The Israeli blockade of Gaza is far from being total: forbidden are only those goods and materials which threaten the security of Israel. There has never been any restrictions on foodstuff and basic goods. Here is a quotation (taken from the Internet) from Adrien Jaulmes’ story in Le Figaro:
The shops in the city of Gaza are full of various goods, trays burst with fruits. In electrical appliances shops you can buy extra-large refrigerators, in telephone boutiques you can purchase the latest models of mobile phones. Computers, playstations, toys, stylish bridal dress, drags, seasonings; nothing indicates any sort of crisis, not to speak of a humanitarian crisis.
The blockade is not everlasting, and – although this may sound surpising to the defenders of Peace and Justice – its duration depends on those who are fond of shelling Israeli cities: as long as they launch the Qassam rockets, the blockade continues; once they stop shelling and live in peace with us, the blockade is left. As simply as that.
And now about the flotilla "peace activists." Why in the quotation marks? Because those who call themselves so are not naïve; they knew well that they were going to trespass the Israeli border.
They consciously decided to commit the offence, and not in order to alleviate the suffering of the hungry. In Israel, as in any other country, there are custom houses where the officers examine goods and decide, according to the custom regulations, if these goods can be brought into the country. In this respect Israel does not differ from other countries. But if a citizen of other country tries to cross the border in a place which is not meant for crossing, he is considered a trespasser. In any country, even the most democratic one, the trespassors are brought to trial.
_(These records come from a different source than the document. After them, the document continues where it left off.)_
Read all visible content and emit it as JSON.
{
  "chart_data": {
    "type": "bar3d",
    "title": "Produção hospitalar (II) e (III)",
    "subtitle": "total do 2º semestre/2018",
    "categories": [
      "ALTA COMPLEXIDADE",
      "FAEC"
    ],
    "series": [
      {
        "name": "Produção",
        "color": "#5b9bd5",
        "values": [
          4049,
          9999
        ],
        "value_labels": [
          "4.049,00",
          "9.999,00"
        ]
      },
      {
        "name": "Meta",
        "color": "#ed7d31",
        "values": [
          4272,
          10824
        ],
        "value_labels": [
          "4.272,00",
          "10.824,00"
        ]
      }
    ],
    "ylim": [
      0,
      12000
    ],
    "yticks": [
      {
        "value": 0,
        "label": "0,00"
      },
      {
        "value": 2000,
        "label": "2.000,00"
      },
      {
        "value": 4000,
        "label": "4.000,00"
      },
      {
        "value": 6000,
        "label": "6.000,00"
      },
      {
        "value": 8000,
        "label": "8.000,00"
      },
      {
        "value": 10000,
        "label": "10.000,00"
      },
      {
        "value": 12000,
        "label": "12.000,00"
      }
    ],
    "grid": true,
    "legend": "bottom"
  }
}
This is a matter of common knowledge. Your "peace activists" could bring their humanitarian aid legally, through the front door, as in the end they were compelled to do. But their goal was to cause a sensation, and they tried to enter through the window. Quite expectedly, they were met by the border guards whose job, as with their collegues in any other country, is to arrest the trespassers. Is the USA any different in this respect?
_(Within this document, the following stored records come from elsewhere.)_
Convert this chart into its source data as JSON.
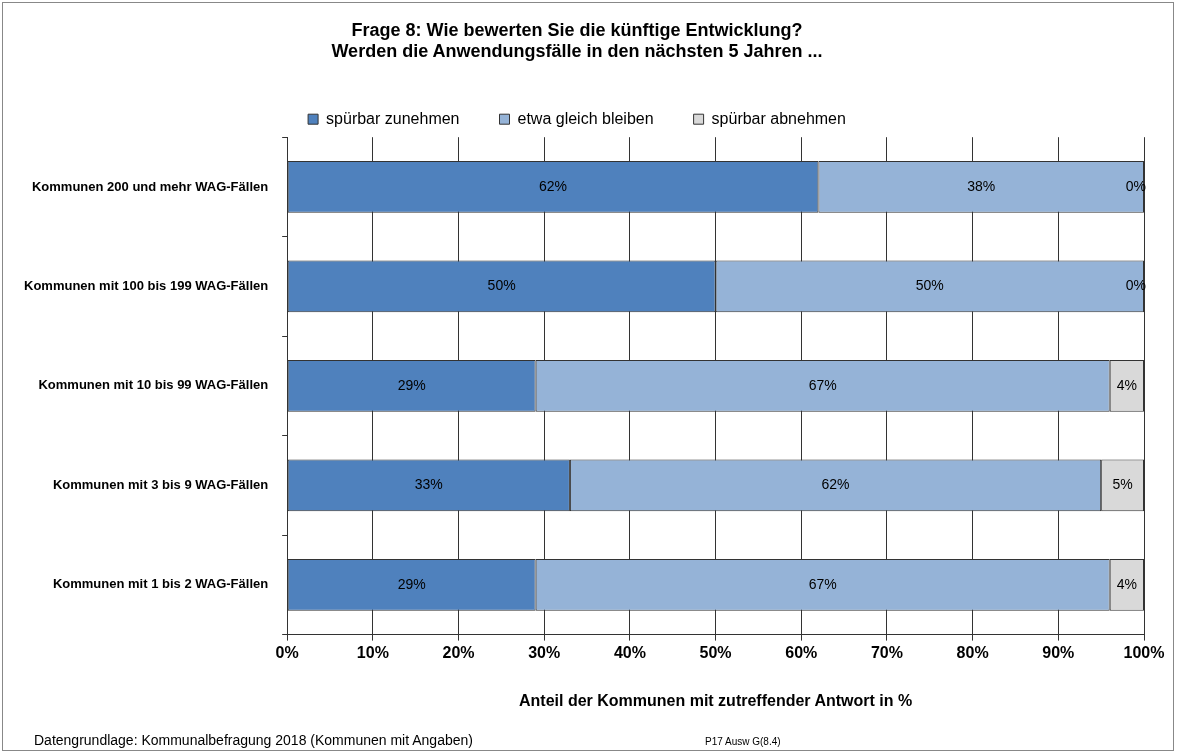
{
  "chart_data": {
    "type": "bar",
    "orientation": "horizontal",
    "stacked": true,
    "title": "Frage 8: Wie bewerten Sie die künftige Entwicklung?\nWerden die Anwendungsfälle in den nächsten 5 Jahren ...",
    "categories": [
      "Kommunen 200 und mehr WAG-Fällen",
      "Kommunen mit 100 bis 199 WAG-Fällen",
      "Kommunen mit 10 bis 99 WAG-Fällen",
      "Kommunen mit 3 bis 9 WAG-Fällen",
      "Kommunen mit 1 bis 2 WAG-Fällen"
    ],
    "series": [
      {
        "name": "spürbar zunehmen",
        "color": "#4f81bd",
        "values": [
          62,
          50,
          29,
          33,
          29
        ],
        "value_labels": [
          "62%",
          "50%",
          "29%",
          "33%",
          "29%"
        ]
      },
      {
        "name": "etwa gleich bleiben",
        "color": "#95b3d7",
        "values": [
          38,
          50,
          67,
          62,
          67
        ],
        "value_labels": [
          "38%",
          "50%",
          "67%",
          "62%",
          "67%"
        ]
      },
      {
        "name": "spürbar abnehmen",
        "color": "#d9d9d9",
        "values": [
          0,
          0,
          4,
          5,
          4
        ],
        "value_labels": [
          "0%",
          "0%",
          "4%",
          "5%",
          "4%"
        ]
      }
    ],
    "xlim": [
      0,
      100
    ],
    "xticks": [
      {
        "value": 0,
        "label": "0%"
      },
      {
        "value": 10,
        "label": "10%"
      },
      {
        "value": 20,
        "label": "20%"
      },
      {
        "value": 30,
        "label": "30%"
      },
      {
        "value": 40,
        "label": "40%"
      },
      {
        "value": 50,
        "label": "50%"
      },
      {
        "value": 60,
        "label": "60%"
      },
      {
        "value": 70,
        "label": "70%"
      },
      {
        "value": 80,
        "label": "80%"
      },
      {
        "value": 90,
        "label": "90%"
      },
      {
        "value": 100,
        "label": "100%"
      }
    ],
    "xlabel": "Anteil der Kommunen mit zutreffender Antwort in %",
    "grid": "x",
    "legend": "top",
    "annotations": [
      "Datengrundlage: Kommunalbefragung 2018 (Kommunen mit Angaben)",
      "P17 Ausw G(8.4)"
    ]
  }
}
I dwell on this topic at length because for some reason some people feel difficulty to understand the causative connection between the events: the publicly declared criminal intent to trespass the border, the disregard of the repeated warnings by the guards, the attack on the guards, and their inevitable response. It would indeed be absurd to suppose that the border guards in any country would shoot unarmed, peaceful, and innocent people. And to think so of the Israeli soldiers, boys raised in Jewish families by Jewish mothers, is to be out of one’s mind.
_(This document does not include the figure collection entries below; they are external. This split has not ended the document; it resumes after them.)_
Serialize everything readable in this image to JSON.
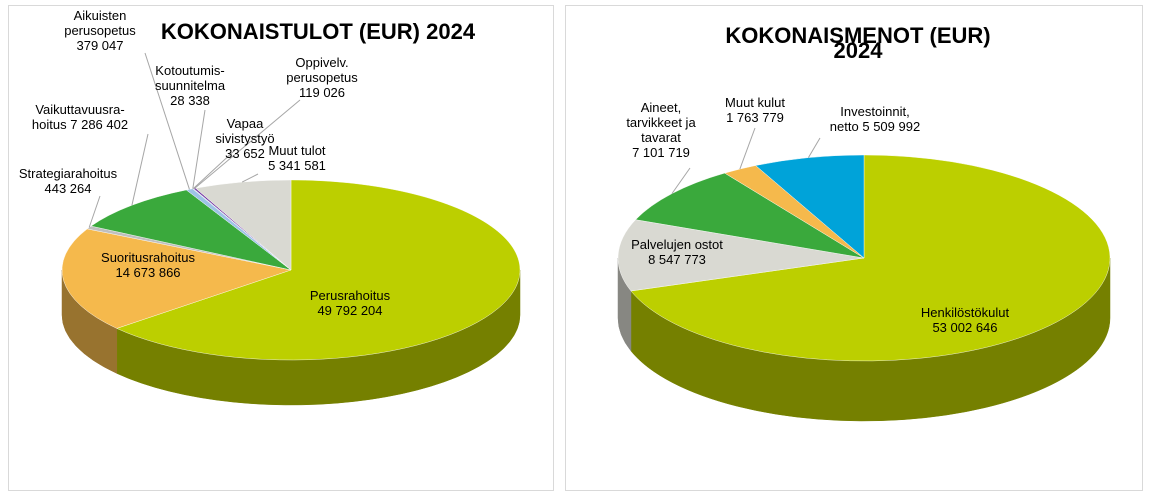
{
  "chart_data": [
    {
      "type": "pie",
      "title": "KOKONAISTULOT (EUR) 2024",
      "categories": [
        "Perusrahoitus",
        "Suoritusrahoitus",
        "Strategiarahoitus",
        "Vaikuttavuusra-\nhoitus",
        "Aikuisten\nperusopetus",
        "Kotoutumis-\nsuunnitelma",
        "Vapaa\nsivistystyö",
        "Oppivelv.\nperusopetus",
        "Muut tulot"
      ],
      "values": [
        49792204,
        14673866,
        443264,
        7286402,
        379047,
        28338,
        33652,
        119026,
        5341581
      ],
      "value_labels": [
        "49 792 204",
        "14 673 866",
        "443 264",
        "7 286 402",
        "379 047",
        "28 338",
        "33 652",
        "119 026",
        "5 341 581"
      ],
      "colors": [
        "#bccf00",
        "#f5b94c",
        "#bfbfbf",
        "#3aa93c",
        "#9dc3e6",
        "#a6a6a6",
        "#2e75b6",
        "#7030a0",
        "#d9d9d2"
      ]
    },
    {
      "type": "pie",
      "title": "KOKONAISMENOT (EUR) 2024",
      "categories": [
        "Henkilöstökulut",
        "Palvelujen ostot",
        "Aineet,\ntarvikkeet ja\ntavarat",
        "Muut kulut",
        "Investoinnit,\nnetto"
      ],
      "values": [
        53002646,
        8547773,
        7101719,
        1763779,
        5509992
      ],
      "value_labels": [
        "53 002 646",
        "8 547 773",
        "7 101 719",
        "1 763 779",
        "5 509 992"
      ],
      "colors": [
        "#bccf00",
        "#d9d9d2",
        "#3aa93c",
        "#f5b94c",
        "#00a3d9"
      ]
    }
  ]
}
Thus, one should realize and remember that:
- the Israelis have never initiated war;
- the Israelis have never shooted people except for self-defence, and even then they have never intentionally shooted civilians;
- the Israelis are happy in that they have a state of their own and they cherish it very much;
- the Israelis are content with their land and care of it very much;
- for God’s sake, leave Israel in peace!